45 - Biz onların söylediklerini daha iyi biliriz. Sen onlara karşı zor kullanacak değilsin. O halde sen, benim tehdidimden korkanlara bu Kur'ân ile öğüt ver.
51-ZARiYAT:
1 - O tozdurup savuranlara,
2 - Derken bir ağırlık taşıyanlara,
3 - Derken bir kolaylıkla akanlara,
4 - Derken bir emir taksim edenlere andolsun ki,
5 - O size vaad edilen elbette doğrudur.
6 - Ceza ve hesap günü şüphesiz olacaktır.
7 - Yollara sahip göğe andolsun ki,
8 - Siz elbette çelişkili sözler içindesiniz.

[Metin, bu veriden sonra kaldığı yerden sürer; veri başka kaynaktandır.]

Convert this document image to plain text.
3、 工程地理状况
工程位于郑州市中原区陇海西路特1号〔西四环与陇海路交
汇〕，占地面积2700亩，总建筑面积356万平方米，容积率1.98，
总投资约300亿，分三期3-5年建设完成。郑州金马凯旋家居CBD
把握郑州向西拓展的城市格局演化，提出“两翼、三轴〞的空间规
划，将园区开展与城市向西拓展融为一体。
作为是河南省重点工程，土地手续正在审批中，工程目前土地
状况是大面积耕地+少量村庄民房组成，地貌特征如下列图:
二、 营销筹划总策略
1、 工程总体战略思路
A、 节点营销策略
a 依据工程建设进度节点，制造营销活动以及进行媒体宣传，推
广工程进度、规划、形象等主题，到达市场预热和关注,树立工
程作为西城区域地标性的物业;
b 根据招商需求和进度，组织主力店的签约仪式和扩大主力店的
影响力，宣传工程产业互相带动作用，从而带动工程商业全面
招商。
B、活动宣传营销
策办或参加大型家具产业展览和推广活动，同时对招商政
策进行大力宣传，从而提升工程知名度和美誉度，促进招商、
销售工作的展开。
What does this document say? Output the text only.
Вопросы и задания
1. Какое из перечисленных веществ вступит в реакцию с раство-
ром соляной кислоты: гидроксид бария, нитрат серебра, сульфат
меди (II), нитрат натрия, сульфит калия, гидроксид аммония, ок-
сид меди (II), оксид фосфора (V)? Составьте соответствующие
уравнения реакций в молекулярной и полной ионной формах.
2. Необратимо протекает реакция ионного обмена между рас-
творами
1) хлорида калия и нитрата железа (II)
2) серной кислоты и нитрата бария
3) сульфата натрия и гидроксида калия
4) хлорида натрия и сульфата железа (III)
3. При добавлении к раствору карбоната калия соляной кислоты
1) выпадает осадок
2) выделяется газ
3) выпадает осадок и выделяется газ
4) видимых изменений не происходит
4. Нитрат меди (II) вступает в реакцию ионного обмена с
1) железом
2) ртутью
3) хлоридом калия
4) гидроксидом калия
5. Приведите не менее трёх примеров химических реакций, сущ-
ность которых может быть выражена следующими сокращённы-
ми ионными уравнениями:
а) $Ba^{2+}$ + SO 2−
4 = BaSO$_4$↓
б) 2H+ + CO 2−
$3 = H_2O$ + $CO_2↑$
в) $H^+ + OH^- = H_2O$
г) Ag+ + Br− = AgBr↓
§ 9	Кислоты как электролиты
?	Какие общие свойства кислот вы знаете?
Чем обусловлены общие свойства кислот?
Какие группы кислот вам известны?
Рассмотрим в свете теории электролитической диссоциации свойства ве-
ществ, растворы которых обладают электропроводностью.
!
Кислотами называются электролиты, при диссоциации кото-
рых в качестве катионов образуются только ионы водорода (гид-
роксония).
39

9 - Ondan çevrilen (imana) çevrilir.
10 - Kahrolsun (o fikir adına) kendi tahminlerini ileri sürenler!
11 - Onlar bir sarhoşluk ve cehalet içinde şuursuzdurlar.
12 - Onlar: "Hesap ve ceza günü ne zaman?" diye soruyorlar.
13 - O gün, onların ateş üzerinde azap görecekleri gündür.
15-16 - Şüphesiz ki takva sahipleri Rablerinin kendilerine verdiği sevabı almış olarak cennet bahçelerinde ve pınar başlarında bulunacaklardır. Çünkü onlar bundan önce iyilik yapıyorlardı.
17 - Onlar geceleyin pek az uyurlardı.
18 - Onlar seher vakitlerinde Allah'tan bağışlanma dilerlerdi.
19 - Onların mallarında isteyen ve istemeyen yoksullar için bir hak vardı.
20-21 - Kesin olarak inananlar için, yeryüzünde ve kendi nefislerinde nice ibretler vardır. Hiç görmüyor musunuz?
22 - Sizin rızkınız da size vaad edilen sevap ve ceza da göktedir.
23 - Gök ve yerin Rabbine andolsun ki size edilen o vaad, herhalde haktır. O tıpkı sizin konuşmanız gibi gerçektir.
24 - Ey Muhammed! ibrahim'in şerefli misafirlerinin haberi sana geldi mi?
25 - Hani onlar ibrahim'in huzuruna girmişlerdi de "Selam sana!" demişlerdi. ibrahim: "Size de selam" demiş, ve içinden: "Bunlar tanınmamış bir topluluk!" diye geçirmişti.
26 - ibrahim, sonra ailesine giderek semiz bir buzağı (eti) getirdi.
27 - Onu önlerine sürerek: "Yemez misiniz?" dedi.
28 - Yemediklerini görünce onlardan içine bir korku düştü. Onlar ibrahim'e: "Korkma!" dediler ve onu çok bilgili bir oğul ile müjdelediler.
29 - Bunun üzerine karısı (Sâre) bir çığlık atarak geldi ve elini yüzüne vurarak: "Ben kısır bir kocakarıyım, nasıl çocuğum olur?" dedi.
30 - Misafir melekler: "Evet bu böyledir. Rabbin böyle buyurdu. Gerçekten O hüküm ve hikmet sahibidir. Herşeyi hakkıyla bilir." dediler.
31 - ibrahim, kendisine misafir olarak gelen meleklere: "Acaba sizin asıl önemli işiniz nedir ey elçiler?" dedi.
32 - Onlar: "Gerçekten biz günahkâr bir kavim (olan Lût kavmine) gönderildik.
33 - Onların üzerine çamurdan pişirilmiş sert taşlar yağdıracağız.